On June 1, 2013, the Government of Kenya took action to address this problem by initiating a policy of free maternity services in all public facilities. This would help all expectant mothers access maternal care and would also help reduce maternal deaths. By July, the Director of Public Health and Sanitation estimated a 10 percent increase in deliveries across the country, with increases of 50 percent in certain counties. In some facilities, these numbers have been even higher. According to representatives of Kenyatta National Hospital (KNH), within a month the number of pregnant women seeking maternal care had increased by 100 percent.In addition, Ksh 60 billion was allotted to county governments providing for new institutional frameworks and management arrangements in which the counties are responsible for community health services, primary care services and county referral services; thus creating an immediate need to support the newly-established county health management systems and structures to manage health service delivery.
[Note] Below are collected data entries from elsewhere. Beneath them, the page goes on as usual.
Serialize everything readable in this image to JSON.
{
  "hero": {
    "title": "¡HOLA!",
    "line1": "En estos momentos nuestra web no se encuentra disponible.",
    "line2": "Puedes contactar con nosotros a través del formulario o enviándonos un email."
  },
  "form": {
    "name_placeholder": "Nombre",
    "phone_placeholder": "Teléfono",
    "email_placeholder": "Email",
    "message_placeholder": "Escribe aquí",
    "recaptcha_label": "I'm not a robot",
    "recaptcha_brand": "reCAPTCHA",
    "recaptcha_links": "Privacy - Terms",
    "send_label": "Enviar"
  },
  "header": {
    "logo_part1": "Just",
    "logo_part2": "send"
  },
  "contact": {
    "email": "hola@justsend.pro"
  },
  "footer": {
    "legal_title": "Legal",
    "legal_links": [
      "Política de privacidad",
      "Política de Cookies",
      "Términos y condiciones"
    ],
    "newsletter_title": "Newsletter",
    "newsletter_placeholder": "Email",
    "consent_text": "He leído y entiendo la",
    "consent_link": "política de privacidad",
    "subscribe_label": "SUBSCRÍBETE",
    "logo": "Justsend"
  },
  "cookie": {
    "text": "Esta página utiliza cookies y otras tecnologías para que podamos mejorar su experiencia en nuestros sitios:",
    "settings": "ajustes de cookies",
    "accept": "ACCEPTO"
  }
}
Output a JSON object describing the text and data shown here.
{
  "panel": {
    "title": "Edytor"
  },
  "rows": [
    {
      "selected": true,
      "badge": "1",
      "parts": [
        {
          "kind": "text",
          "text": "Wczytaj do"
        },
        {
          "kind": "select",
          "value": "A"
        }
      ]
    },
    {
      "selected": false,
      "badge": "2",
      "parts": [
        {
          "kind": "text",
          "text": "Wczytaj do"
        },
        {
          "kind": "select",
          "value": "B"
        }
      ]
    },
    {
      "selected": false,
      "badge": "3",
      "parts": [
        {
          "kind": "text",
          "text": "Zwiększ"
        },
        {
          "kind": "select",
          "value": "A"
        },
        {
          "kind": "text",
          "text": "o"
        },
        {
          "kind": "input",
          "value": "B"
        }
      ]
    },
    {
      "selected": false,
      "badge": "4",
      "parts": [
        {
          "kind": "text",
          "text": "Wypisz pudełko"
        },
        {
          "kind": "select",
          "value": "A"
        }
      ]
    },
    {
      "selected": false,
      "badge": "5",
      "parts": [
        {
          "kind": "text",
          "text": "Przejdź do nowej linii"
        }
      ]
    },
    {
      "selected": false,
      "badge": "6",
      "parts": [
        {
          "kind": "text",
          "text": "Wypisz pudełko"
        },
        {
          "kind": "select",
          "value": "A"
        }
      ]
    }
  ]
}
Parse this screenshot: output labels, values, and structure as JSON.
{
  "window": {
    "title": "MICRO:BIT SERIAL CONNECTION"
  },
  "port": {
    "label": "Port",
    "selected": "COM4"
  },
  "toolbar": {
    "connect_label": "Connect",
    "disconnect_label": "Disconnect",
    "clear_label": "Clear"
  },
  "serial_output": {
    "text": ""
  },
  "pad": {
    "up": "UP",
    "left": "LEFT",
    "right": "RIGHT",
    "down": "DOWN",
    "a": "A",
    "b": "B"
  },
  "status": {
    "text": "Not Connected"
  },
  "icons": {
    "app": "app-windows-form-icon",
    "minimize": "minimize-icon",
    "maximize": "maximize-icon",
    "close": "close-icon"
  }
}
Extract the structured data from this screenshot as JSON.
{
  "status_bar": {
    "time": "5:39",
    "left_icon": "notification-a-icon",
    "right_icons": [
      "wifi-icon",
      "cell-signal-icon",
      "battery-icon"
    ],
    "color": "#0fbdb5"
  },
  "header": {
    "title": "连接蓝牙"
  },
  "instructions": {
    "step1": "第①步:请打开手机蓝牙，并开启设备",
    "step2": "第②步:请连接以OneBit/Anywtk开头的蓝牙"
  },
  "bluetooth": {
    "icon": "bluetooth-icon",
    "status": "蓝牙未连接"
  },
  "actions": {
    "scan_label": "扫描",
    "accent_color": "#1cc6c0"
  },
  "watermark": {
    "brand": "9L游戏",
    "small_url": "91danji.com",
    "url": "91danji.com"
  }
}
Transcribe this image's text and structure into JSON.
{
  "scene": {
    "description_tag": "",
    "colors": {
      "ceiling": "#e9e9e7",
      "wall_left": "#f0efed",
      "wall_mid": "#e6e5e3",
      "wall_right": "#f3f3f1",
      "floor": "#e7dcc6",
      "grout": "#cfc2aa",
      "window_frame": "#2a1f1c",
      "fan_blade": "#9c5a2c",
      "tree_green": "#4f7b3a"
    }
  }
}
Inequity by location (rural/urban) and by wealth status is particularly clear where delivery occurs and whether a skilled birth attendant is present. 63 percent of births in rural areas occur at home in contrast to 25 percent in urban areas. The most common reason for this is the distance from a health facility and lack of transport. Not surprisingly, only approximately 20 percent of the poorest quintile of women will have a skilled birth attendant at delivery in contrast to approximately 80 percent of the richest quintile of women. In fact, the Kenya Health Sector Strategic & Investment Plan (2012-2018) also estimates that current staff levels meet only 17 percent of minimum requirements needed for effective operation of the health system. Women who do not have access to a skilled birth attendant are often assisted by a traditional birth attendant, untrained relatives or friends. The poor quality of service in facilities is also well-known among potential patients and acts as a significant deterrent to engaging with the public health system. For example, women in North Eastern cited the poor quality of service and lack of female providers as some of the key barriers preventing them from delivering in health facilities, more so than cost of delivery.